De franchisenemer stelde beroep in tegen het kort geding vonnis. Hij stelde zich daarbij onder meer op het standpunt dat er nooit een geldige franchiseovereenkomst was voor de tweede vestiging (i), dat het concurrentiebeding nietig zou zijn vanwege het ontbreken van schriftelijke vastlegging (ii), en dat MultiCopy geen belang had bij haar vorderingen (iii).
Beoordeling hof Amsterdam
Het hof oordeelde dat de grieven niet slaagden. Ten eerste oordeelde het hof dat er sprake was van een franchiseverhouding voor de tweede vestiging, gebaseerd op gedragingen en betalingen van franchise fee die wijzen op aanvaarding van de franchiseovereenkomst. Dit ondanks het ontbreken van een schriftelijke overeenkomst.
Het hof verwierp daarbij ook het argument van de franchisenemer dat het non-concurrentiebeding nietig zou zijn, omdat het niet schriftelijk in de franchiseovereenkomst was vastgelegd op grond van het bepaalde in artikel 7:922 BW van de Wet franchise. Zij overweegt daarbij dat ten tijde van de opzegging in mei 2022 van een schriftelijkheidsvereiste nog geen sprake was. Daarvoor gold immers de uitgestelde werking van de Wet franchise met betrekking tot het non-concurrentiebeding tot 1 januari 2023. Bovendien was het non- concurrentiebeding in de tussen partijen geldende franchiseovereenkomst ten aanzien van de eerste vestiging wel op schrift gesteld. Dat de franchisenemer weigerde om schriftelijk in te stemmen met de franchiseovereenkomst voor de tweede vestiging in lijn met de Wet franchise, maakt dit niet anders, aldus het hof. De slotsom is dat de franchisenemer is gehouden aan het non-concurrentiebeding in de eerste franchiseovereenkomst, die ook toepassing bleek op de tweede vestiging.

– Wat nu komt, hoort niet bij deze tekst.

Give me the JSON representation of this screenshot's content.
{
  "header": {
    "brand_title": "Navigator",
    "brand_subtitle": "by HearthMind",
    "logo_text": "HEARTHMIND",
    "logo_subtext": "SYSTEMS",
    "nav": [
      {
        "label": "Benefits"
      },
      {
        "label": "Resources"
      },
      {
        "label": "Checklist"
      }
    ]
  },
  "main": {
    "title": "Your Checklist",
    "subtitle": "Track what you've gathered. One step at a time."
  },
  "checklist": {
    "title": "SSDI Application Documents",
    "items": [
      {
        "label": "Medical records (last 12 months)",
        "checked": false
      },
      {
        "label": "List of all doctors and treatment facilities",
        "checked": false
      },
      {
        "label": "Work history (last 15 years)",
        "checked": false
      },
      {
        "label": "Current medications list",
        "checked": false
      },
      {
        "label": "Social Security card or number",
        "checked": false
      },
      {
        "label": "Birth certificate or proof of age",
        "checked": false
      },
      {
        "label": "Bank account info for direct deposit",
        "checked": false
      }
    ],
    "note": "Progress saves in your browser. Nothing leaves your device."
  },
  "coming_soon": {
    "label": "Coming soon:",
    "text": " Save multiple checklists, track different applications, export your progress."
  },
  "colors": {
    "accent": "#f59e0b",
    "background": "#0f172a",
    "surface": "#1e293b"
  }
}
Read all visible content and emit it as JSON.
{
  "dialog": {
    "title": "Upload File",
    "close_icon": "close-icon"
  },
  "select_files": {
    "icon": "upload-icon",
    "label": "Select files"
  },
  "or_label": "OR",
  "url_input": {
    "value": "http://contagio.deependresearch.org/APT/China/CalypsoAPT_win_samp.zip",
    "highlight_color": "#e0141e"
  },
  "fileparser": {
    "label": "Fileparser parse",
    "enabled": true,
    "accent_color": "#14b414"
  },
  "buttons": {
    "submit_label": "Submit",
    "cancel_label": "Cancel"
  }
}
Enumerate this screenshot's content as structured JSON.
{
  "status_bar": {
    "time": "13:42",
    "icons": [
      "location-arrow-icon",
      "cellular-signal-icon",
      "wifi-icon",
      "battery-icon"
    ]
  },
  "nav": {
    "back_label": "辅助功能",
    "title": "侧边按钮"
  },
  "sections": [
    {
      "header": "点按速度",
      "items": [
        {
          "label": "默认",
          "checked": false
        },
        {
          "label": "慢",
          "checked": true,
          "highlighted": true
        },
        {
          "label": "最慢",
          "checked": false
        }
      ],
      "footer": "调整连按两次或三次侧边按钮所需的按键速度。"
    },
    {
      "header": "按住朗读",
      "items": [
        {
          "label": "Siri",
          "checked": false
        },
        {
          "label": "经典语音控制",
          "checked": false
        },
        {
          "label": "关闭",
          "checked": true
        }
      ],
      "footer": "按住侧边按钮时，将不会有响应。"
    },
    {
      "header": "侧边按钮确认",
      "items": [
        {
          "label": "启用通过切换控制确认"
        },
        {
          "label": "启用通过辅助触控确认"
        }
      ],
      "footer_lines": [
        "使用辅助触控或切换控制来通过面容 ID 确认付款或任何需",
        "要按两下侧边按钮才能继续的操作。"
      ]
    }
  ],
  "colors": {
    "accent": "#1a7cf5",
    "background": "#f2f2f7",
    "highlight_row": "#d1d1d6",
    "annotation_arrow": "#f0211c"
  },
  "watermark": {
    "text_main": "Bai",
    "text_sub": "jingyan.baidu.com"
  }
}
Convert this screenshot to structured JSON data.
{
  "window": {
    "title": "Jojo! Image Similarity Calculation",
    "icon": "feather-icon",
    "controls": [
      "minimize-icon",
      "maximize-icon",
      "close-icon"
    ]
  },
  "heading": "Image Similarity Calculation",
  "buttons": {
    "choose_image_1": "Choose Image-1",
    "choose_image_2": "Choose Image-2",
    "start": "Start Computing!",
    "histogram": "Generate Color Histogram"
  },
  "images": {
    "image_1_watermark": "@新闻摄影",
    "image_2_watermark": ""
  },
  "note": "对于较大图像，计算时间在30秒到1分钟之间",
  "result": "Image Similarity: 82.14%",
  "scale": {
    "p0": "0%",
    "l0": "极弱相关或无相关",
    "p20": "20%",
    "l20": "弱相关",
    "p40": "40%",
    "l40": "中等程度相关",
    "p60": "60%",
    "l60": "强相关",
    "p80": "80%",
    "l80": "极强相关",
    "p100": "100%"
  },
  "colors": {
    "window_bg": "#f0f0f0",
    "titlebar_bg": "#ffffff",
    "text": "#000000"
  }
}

Implicaties voor de (franchise)rechtspraktijk
Deze zaak werpt licht op het belang van duidelijke en schriftelijke vastlegging van franchiseovereenkomsten. Zonder dat partijen voor de tweede franchisevestiging schriftelijk een tweede franchiseovereenkomst sloten, werd de relatie gekwalificeerd als franchiserelatie waarop de schriftelijke franchiseovereenkomst van de eerste vestiging van toepassing was. Het benadrukt ook het belang van consistente communicatie en heldere contractuele afspraken in franchiseverband.
Het risico van onduidelijke contractuele afspraken – of beter gezegd het gebrek daaraan – kan juridische geschillen veroorzaken, zoals blijkt uit de onderhavige situatie. Het naleven van contractuele verplichtingen en tijdig updaten van franchiseovereenkomsten kan dergelijke problemen helpen voorkomen en helpt om de relatie tussen franchisegevers en franchisenemers versterken.